A first step of first mixing a resin and an additive to prepare dough as a first mixture;
A second step of first mixing a blowing agent and a crosslinking agent in the dough to prepare a second mixture which is a composition for foaming;
A third step of kneading the first mixture and the second mixture in a roll and then producing a pellet-type compound using a pellet maker; And
The fourth step of compression molding by applying heat and pressure to the compound, and the fifth step of curing and cutting the compressed product of the fourth step; The method of manufacturing a soft high elastic foam material having excellent heat shrinkage characteristics. According to claim 1,
The resin is made of a mixture of a light olefin block compound and a soft olefin block compound, a method for producing a soft high elastic foam material having excellent heat shrinkage characteristics.

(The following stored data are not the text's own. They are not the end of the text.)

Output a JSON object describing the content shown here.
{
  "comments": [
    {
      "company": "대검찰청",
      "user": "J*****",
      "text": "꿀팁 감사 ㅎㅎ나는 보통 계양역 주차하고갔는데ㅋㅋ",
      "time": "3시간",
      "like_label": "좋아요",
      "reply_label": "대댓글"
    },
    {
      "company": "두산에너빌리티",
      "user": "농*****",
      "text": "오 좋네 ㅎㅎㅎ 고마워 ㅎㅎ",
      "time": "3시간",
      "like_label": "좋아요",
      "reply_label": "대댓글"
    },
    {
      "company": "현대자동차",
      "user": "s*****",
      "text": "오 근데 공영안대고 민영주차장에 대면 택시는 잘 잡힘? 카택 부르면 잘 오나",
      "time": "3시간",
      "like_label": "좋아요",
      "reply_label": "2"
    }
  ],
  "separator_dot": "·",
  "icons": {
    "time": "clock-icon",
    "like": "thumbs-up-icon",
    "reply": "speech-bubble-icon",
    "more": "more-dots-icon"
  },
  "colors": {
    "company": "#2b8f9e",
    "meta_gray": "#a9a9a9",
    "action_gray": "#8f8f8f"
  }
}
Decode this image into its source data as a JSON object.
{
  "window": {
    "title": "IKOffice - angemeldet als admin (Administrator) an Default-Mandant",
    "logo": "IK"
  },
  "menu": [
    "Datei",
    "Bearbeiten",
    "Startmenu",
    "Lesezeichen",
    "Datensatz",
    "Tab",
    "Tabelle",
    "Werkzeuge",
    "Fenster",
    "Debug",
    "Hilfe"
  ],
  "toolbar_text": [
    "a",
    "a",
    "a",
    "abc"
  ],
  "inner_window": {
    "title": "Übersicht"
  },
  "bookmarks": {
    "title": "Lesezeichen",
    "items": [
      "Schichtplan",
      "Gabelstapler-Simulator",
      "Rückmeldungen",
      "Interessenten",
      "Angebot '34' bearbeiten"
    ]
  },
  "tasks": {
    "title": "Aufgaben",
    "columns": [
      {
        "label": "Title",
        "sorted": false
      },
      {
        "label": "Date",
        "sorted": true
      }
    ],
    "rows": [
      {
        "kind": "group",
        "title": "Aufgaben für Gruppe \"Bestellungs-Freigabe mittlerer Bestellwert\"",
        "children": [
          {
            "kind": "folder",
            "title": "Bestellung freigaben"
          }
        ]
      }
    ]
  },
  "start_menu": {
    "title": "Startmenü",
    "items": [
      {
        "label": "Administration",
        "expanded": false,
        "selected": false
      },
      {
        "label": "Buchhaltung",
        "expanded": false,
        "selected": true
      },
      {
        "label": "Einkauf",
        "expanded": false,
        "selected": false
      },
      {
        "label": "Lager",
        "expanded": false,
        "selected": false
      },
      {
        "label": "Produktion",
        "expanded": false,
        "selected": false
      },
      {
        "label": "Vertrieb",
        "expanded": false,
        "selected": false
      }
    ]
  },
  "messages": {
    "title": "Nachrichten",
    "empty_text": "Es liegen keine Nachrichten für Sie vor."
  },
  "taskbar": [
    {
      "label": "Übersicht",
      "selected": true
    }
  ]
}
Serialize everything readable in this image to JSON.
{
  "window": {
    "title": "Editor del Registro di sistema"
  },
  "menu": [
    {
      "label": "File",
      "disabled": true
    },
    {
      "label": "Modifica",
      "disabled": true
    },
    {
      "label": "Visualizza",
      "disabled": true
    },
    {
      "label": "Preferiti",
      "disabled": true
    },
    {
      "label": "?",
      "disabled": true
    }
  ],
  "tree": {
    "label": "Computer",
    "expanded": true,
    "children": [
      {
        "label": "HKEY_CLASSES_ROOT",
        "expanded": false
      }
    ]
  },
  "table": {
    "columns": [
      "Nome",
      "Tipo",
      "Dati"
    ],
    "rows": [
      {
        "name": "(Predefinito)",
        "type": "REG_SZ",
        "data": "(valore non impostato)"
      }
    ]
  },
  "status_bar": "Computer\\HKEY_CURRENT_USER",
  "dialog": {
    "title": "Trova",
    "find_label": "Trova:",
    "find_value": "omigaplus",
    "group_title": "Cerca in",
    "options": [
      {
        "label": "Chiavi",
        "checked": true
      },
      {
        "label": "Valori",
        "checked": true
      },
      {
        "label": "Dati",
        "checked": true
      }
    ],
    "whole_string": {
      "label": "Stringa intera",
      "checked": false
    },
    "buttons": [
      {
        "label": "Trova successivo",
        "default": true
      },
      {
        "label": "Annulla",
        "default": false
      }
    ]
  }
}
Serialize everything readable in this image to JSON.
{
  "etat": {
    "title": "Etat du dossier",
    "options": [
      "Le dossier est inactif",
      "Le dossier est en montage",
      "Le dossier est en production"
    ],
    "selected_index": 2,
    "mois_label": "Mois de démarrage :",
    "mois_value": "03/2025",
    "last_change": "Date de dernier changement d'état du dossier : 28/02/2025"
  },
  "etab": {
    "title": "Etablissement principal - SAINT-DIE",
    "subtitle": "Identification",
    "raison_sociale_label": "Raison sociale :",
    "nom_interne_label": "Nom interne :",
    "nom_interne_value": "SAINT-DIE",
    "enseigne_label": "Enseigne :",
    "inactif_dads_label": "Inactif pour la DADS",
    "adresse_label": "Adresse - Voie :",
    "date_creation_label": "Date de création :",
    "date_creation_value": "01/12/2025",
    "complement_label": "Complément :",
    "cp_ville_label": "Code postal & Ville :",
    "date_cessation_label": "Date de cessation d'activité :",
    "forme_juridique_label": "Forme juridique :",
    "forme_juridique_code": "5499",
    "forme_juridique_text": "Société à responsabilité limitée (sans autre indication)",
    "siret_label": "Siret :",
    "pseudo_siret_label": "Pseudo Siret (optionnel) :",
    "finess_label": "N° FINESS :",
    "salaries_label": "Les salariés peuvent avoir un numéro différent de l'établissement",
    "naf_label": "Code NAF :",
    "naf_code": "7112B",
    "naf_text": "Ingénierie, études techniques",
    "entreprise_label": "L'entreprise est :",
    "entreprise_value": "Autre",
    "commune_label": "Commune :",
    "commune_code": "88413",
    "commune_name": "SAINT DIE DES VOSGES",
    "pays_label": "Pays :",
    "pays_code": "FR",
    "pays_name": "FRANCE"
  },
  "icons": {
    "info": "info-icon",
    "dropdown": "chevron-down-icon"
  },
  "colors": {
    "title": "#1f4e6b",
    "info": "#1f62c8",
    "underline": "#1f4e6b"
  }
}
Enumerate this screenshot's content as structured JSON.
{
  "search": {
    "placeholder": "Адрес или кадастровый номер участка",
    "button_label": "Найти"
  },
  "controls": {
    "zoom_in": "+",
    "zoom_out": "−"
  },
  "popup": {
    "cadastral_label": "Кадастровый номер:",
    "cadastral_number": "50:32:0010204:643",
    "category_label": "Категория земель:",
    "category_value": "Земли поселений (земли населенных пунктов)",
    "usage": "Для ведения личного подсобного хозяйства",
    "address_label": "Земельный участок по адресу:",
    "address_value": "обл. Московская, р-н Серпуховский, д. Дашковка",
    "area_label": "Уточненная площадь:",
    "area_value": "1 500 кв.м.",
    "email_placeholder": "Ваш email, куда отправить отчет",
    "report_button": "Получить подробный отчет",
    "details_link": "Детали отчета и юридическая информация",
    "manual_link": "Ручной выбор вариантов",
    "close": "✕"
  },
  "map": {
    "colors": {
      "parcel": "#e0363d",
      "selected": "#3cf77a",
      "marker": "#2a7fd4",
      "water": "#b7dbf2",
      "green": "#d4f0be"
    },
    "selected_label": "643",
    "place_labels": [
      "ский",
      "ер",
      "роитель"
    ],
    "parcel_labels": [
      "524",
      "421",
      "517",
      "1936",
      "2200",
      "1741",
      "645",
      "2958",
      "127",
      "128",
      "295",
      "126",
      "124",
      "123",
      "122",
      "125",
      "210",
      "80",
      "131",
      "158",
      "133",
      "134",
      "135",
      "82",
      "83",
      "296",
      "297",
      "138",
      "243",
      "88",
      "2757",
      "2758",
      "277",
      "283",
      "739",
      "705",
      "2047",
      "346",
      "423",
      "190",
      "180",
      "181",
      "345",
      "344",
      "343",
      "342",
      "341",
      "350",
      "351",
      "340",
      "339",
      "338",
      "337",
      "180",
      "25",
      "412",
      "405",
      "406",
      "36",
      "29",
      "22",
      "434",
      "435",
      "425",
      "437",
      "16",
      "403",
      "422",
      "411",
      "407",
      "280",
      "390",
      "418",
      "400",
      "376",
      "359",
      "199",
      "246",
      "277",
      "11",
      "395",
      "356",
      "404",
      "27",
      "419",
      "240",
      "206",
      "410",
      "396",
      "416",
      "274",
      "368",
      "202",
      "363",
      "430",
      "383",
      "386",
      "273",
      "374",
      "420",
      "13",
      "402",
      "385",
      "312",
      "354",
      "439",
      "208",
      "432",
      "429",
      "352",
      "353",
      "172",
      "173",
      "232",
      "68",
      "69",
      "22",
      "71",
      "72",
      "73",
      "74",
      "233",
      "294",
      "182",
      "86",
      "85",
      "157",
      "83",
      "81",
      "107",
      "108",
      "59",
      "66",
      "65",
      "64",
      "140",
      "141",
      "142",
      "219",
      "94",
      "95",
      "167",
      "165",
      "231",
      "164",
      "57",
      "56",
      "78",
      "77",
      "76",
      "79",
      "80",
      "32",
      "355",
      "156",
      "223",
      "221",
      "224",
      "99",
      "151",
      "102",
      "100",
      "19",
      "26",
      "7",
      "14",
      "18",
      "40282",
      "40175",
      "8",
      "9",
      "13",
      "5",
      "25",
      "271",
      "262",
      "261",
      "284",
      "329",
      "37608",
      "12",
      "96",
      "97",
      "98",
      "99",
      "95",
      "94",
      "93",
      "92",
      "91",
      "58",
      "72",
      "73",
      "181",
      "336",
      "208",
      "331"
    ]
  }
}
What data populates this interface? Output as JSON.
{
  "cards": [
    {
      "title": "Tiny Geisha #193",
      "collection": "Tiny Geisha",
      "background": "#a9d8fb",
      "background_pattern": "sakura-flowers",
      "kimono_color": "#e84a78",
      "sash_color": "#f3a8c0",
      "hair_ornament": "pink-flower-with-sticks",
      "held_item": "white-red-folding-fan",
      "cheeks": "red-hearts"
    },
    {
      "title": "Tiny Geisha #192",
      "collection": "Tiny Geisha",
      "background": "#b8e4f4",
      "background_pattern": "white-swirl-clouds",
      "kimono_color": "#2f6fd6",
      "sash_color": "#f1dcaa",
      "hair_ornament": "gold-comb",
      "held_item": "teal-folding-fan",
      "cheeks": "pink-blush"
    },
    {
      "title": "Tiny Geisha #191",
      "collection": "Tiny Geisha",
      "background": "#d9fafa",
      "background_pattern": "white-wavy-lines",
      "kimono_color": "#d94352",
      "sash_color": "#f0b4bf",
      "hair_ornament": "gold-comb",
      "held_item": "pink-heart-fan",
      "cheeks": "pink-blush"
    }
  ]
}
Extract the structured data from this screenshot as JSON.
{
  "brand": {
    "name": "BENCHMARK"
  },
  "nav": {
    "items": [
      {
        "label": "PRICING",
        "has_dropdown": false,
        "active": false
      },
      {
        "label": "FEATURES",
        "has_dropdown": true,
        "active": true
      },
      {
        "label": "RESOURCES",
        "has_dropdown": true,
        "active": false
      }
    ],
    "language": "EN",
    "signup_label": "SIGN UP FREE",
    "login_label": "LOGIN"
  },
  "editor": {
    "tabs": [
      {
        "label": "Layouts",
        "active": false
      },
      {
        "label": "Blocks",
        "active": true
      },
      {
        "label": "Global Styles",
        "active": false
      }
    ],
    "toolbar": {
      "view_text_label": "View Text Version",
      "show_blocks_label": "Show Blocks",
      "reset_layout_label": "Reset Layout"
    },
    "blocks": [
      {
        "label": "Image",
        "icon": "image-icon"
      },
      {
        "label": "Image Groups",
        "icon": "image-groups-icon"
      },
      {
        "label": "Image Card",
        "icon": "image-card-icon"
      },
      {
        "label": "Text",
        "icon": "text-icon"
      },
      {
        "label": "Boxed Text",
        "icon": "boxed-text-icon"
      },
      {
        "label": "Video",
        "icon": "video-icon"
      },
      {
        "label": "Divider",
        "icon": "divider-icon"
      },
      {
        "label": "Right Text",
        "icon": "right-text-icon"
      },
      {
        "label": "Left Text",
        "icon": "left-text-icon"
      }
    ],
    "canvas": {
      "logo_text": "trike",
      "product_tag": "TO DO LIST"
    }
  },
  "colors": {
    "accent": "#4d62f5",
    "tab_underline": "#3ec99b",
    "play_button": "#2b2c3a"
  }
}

According to claim 1,
The additive of the first step,
Either zinc oxide, stearic acid or calcium carbonate is applied,
A method of manufacturing a soft high elastic foam material having excellent heat-shrinking properties, characterized in that at least one of high vinyl polybutadiene (Ricon153D) and zinc diacrylate (ZDA) is applied. According to claim 1,
The cross-linking agent is a method for producing a soft, highly elastic foam material having excellent heat-shrinkage properties, characterized in that dicumyl peroxide (dicumylperoxide, DCP) is used. A soft, high-elastic foam material having excellent heat-shrinkage properties produced by the method of claim 1.